PCOS-Polycystic ovary syndrome which is a common endocrine system disorder affecting many women of reproductive age with or without structural findings. Symptom may include irregular menses, prolonged or heavy periods, or absent periods. Other signs may be present which present as excess androgens, such as excessive facial and body hair, acne and oily skin. Most important associated symptoms are abnormal insulin, blood sugar, abnoral lipid profile excess weight, infertility, sleep apnea and mood changes.
Causes range from Genetic, to hormone imbalance, insulin resistance, and inflammation. Other than your genetics you can control all other variables but even your genetic expression can be altered if you control your environment.
So why is Insulin and Inflammation so important. This allows you to realize how nutrition can reverse this naturally and that deficiencies can exacerbate condition. The conventional medical approach is to prescribe OCPs and surgery including other pharmaceuticals and ignore all other aspects.
What does insulin do? It impacts how cholesterol is used in the body to produce hormones, fights inflammation, and be utilized by the brain. It also affects how sugar is beeing utilized by the body for energy production.
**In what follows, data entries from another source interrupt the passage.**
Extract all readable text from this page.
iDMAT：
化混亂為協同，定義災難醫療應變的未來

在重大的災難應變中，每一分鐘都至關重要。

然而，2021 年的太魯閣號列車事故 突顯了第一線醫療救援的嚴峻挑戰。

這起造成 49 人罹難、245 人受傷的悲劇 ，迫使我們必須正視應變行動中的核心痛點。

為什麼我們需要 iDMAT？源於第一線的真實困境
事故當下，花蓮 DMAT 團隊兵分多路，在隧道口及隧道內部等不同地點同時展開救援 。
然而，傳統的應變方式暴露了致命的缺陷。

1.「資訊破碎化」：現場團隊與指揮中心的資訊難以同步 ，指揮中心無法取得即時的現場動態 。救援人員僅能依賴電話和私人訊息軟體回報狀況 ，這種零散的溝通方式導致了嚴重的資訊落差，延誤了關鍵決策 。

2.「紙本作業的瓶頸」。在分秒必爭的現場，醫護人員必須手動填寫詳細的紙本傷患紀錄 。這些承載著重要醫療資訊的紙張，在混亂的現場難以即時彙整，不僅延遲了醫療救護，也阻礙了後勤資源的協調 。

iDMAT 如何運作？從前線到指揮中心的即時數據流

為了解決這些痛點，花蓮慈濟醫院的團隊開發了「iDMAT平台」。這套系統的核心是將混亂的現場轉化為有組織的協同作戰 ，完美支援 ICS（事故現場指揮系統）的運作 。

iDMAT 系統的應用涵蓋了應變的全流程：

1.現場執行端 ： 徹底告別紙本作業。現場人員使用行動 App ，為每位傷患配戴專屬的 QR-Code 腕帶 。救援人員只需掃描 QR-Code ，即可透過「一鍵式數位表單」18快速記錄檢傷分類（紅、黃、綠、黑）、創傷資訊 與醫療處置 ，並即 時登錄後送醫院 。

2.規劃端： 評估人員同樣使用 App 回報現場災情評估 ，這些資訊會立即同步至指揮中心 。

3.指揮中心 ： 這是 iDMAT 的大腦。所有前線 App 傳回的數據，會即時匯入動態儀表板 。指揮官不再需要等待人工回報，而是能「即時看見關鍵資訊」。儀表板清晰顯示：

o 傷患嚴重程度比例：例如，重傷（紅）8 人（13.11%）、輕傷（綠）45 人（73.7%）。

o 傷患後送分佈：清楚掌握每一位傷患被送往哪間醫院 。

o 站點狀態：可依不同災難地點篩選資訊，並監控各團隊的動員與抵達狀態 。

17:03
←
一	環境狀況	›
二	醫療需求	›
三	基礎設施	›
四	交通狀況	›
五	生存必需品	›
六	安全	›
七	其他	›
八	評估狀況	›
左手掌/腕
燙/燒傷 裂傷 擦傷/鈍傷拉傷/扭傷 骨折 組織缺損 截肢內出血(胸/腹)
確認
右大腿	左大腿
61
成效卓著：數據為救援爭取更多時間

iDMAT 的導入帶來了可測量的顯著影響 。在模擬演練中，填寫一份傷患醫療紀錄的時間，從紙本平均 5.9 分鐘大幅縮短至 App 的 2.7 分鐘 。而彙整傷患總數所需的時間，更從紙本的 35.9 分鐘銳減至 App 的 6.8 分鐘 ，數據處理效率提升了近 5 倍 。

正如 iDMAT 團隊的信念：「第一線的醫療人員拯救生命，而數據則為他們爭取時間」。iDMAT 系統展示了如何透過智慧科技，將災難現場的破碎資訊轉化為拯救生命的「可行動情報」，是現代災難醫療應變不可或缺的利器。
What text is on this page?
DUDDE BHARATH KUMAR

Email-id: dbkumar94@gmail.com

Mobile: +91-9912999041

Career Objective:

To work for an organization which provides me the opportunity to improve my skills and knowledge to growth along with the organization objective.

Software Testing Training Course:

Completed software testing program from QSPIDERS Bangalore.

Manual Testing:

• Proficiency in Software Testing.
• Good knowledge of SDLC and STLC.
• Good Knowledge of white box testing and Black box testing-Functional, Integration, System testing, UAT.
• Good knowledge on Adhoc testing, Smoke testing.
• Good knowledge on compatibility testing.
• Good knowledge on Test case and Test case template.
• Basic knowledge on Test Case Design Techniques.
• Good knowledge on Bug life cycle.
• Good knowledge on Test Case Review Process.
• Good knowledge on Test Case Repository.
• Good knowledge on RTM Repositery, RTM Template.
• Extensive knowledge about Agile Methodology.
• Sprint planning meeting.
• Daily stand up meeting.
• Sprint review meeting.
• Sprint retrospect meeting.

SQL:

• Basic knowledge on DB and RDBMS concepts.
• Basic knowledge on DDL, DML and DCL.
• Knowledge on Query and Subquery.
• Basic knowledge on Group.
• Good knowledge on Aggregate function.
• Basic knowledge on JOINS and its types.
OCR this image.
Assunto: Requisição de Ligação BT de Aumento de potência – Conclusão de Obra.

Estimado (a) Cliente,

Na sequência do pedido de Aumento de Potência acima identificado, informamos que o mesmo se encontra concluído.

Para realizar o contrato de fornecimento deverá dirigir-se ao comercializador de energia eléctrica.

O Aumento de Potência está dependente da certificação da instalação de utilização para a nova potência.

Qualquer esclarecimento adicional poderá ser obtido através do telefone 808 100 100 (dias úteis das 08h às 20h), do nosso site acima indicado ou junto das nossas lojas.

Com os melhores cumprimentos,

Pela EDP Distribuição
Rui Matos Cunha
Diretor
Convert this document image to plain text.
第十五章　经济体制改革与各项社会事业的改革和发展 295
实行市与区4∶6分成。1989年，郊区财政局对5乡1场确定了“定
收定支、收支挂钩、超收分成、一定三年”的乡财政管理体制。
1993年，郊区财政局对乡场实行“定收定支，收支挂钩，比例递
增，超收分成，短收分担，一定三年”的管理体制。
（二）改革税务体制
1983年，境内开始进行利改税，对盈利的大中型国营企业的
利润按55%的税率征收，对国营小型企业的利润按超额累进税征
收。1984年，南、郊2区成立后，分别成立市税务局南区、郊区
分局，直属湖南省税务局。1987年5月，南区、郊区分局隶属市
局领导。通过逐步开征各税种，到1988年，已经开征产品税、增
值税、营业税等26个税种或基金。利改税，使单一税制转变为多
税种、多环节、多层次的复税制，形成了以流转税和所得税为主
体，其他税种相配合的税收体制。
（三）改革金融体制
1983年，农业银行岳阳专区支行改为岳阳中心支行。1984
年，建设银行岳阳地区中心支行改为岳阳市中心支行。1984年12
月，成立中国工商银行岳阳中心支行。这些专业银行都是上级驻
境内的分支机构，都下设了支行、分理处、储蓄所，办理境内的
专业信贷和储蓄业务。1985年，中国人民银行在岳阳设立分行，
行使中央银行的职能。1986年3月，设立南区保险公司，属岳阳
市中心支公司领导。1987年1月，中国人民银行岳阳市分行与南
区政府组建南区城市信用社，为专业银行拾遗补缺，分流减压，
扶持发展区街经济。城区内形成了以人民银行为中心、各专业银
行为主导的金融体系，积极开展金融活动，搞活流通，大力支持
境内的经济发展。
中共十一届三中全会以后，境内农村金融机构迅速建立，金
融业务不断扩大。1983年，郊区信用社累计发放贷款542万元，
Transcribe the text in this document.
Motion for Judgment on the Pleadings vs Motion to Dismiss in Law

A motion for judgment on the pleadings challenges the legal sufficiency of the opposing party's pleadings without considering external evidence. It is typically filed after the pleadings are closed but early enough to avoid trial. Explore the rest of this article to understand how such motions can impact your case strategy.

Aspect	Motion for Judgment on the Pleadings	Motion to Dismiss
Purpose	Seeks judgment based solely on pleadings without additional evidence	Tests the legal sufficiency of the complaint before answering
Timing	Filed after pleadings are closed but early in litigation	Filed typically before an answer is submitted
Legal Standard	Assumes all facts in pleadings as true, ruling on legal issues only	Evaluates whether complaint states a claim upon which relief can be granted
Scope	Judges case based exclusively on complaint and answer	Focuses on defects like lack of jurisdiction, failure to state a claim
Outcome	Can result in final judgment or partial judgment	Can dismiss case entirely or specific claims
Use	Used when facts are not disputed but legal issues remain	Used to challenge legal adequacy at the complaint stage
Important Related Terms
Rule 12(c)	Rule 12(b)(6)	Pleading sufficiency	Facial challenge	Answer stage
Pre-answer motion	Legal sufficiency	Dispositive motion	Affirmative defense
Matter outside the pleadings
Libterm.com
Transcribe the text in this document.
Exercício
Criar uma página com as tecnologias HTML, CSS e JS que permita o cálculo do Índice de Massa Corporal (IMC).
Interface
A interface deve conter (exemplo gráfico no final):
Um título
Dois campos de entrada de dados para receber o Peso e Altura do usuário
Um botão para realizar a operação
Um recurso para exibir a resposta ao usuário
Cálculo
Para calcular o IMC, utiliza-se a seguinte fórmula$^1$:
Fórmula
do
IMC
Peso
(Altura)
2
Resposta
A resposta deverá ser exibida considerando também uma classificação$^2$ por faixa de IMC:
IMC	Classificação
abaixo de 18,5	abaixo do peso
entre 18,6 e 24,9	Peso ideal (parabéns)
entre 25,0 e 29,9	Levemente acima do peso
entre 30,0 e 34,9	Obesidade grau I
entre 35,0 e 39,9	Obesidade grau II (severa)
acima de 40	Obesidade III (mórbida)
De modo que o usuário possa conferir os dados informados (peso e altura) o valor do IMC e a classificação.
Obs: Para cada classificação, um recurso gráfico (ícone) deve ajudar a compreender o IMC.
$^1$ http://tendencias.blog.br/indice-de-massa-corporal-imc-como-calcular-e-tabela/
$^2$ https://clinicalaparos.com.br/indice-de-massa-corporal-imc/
What does Insulin Resistance affect? It increases cholesterol synthesis, increases triglycerides, and free fatty acids, and causes muscle to no longer burn fat efficiently. This all contributes to excessive fat production and deposition.
What causes insulin Resistance? Sugar, low muscle mass, inflammation, trans fats, nutrient deficiencies such as chromium, zinc and selenium. Chronic high Cortisol, lack of sleep and High Fructose Corn Syrup.
What sets the stage for PCOS is daily chronic inflammation, high stress, sugar dysregulation and high cortisol which is the same for setting the stage for insulin resistance. Due to an increase in fatty tissue we have then an increased conversion to estrogen directly, as well as testasterone conversion to estrogen. Progesterone on the other hand appears to reduce the effects of increased insulin.
The traditional approach includes OCP, Metformin, Clomiphene, spironolactone. The Integrative approach includes:
Nutrition: Antiinflammatory diet, Sugar elimination, intermittent fasting, minimizing fast foods and eating out.
Excercise: Resistance training. High Intensity Interval Excercises.
Supplements: fixing any nutrient deficiencies, supporting detoxification pathways.
Conclusion: PCOS is a disease of Insulin resistance, blood sugar dysregulation, nutrient deficiencies, heredity and inflammation.
You need to find an integrative functional medicine practitioner who is able to do an appropriate evaluation and create a personalized approach protocol.